CAS Deep Dive — What Actually Happens at the CPU Level | Department of random technical stuffs

The Problem

So I was reading about concurrent programming and stumbled into this thing called CAS — Compare-And-Swap. And once you understand it, you start seeing it everywhere in the Java ecosystem. Let me walk through it the way it clicked for me.

The classic race condition looks like this:

Thread A reads x = 5
Thread B reads x = 5
Thread A writes x = 6
Thread B writes x = 6   ← A's update is lost

Both threads read the same value, both compute a new value, both write back. One update silently disappears. This is the read-modify-write problem and it’s the root of a huge class of concurrency bugs.

What CAS Actually Does

CAS stands for Compare-And-Swap. The idea is simple: “only update this value if it’s still what I expect it to be.”

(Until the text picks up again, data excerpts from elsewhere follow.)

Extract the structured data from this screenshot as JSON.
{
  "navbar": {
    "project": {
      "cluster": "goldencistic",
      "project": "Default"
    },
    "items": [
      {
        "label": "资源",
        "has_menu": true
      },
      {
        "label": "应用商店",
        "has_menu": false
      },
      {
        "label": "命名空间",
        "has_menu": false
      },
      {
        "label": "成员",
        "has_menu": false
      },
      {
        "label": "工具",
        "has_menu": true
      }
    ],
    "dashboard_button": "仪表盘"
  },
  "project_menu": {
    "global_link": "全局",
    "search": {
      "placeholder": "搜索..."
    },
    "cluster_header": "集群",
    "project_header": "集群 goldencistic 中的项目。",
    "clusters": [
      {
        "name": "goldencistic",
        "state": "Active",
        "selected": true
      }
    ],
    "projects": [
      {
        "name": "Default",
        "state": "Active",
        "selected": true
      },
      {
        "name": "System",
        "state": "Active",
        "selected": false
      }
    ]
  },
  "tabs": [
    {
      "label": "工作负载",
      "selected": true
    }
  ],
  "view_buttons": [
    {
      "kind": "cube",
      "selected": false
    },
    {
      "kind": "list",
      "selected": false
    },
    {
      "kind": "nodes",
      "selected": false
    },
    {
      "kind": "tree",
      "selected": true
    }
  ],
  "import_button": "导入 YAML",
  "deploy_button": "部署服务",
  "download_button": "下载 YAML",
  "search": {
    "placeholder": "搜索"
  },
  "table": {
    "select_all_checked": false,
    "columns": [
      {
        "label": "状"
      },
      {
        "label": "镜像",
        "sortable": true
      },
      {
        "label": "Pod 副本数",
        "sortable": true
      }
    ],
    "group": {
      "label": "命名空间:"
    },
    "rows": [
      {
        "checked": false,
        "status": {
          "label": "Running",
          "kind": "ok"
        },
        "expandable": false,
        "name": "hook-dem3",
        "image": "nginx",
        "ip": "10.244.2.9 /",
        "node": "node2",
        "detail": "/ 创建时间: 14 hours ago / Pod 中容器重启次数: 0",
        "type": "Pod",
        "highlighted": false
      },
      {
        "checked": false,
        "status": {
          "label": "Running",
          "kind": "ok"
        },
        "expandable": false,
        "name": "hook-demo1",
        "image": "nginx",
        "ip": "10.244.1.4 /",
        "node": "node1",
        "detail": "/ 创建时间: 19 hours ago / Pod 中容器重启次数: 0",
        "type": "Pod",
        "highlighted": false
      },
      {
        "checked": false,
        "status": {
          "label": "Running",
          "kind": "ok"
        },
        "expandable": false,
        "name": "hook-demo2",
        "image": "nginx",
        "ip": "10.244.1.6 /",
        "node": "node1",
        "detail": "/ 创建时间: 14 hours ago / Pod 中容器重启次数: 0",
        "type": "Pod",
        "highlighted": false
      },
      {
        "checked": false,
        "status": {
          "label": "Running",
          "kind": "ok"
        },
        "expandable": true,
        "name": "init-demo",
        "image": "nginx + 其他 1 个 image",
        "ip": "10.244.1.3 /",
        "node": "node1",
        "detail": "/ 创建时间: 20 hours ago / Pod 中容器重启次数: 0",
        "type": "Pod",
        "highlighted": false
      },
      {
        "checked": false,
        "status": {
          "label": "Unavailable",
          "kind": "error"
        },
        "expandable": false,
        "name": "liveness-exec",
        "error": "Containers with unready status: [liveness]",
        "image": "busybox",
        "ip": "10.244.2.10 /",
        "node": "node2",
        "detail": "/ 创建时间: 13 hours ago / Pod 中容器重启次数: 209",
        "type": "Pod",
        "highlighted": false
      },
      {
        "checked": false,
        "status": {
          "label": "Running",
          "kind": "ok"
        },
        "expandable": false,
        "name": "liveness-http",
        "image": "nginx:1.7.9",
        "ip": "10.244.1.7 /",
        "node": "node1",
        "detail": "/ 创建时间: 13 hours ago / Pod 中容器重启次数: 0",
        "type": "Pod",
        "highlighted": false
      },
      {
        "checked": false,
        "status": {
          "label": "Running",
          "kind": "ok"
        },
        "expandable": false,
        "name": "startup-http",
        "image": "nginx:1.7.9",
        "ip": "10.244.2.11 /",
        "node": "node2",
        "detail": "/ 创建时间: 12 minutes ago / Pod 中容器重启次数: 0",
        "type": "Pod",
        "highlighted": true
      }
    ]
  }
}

Thread A: CAS(x, expected=5, new=6) → CPU locks the cache line → succeeds → x=6
Thread B: CAS(x, expected=5, new=6) → expected=5 but x=6 now   → FAILS
Thread B retries:      CAS(x, expected=6, new=7) → succeeds

The CPU instruction (LOCK CMPXCHG on x86) is indivisible — no other core can touch that memory location while it executes. That’s the entire guarantee. One atomic check-and-write, no locks needed.

The Retry Loop Pattern (Optimistic Locking)

CAS failures are not errors — they’re expected. The standard pattern is spin-retry:

AtomicLong counter = new AtomicLong(0);

void increment() {
    while (true) {
        long current = counter.get();       // read
        long next = current + 1;            // compute
        if (counter.compareAndSet(current, next)) {
            return;                         // won the race → done
        }
        // lost the race → retry with fresh value
    }
}

This is called optimistic locking — assume no contention, retry if wrong. Under low contention this is dramatically faster than synchronized. Under very high contention it can spin, which is why you pick the right tool for the right situation.

The ABA Problem — The Trap

CAS has one subtle bug that I found really interesting:

Thread A reads x = "A"
Thread B changes x: "A" → "B" → "A"   (back to A)
Thread A does CAS(expected="A", new="C") → SUCCEEDS
                                            ↑ but the value changed twice!
                                            Thread A has no idea

The value looks the same but it’s not the same state. The fix is to stamp the value with a version number:

// Stamp the value with a version number
AtomicStampedReference<String> ref = new AtomicStampedReference<>("A", 0);

// CAS now checks BOTH value AND stamp
ref.compareAndSet("A", "C", stamp=0, newStamp=1);
// Thread B's double-flip would have incremented stamp to 2
// So Thread A's CAS fails — correct behaviour

Most real-world code ignores ABA because they use primitives (long, int) where it doesn’t matter. It only bites you with object references.

Where CAS Lives in Java

java.util.concurrent — built on top of it

The whole package is essentially thin wrappers over Unsafe.compareAndSwapX():

AtomicInteger i = new AtomicInteger(0);
i.incrementAndGet();       // CAS loop internally
i.getAndAdd(5);            // CAS loop
i.updateAndGet(x -> x*2); // CAS loop

ConcurrentLinkedQueue — lock-free queue

The Michael-Scott queue algorithm, pure CAS. Enqueue claims a slot with CAS on the tail pointer. Dequeue advances head with CAS. No locks anywhere.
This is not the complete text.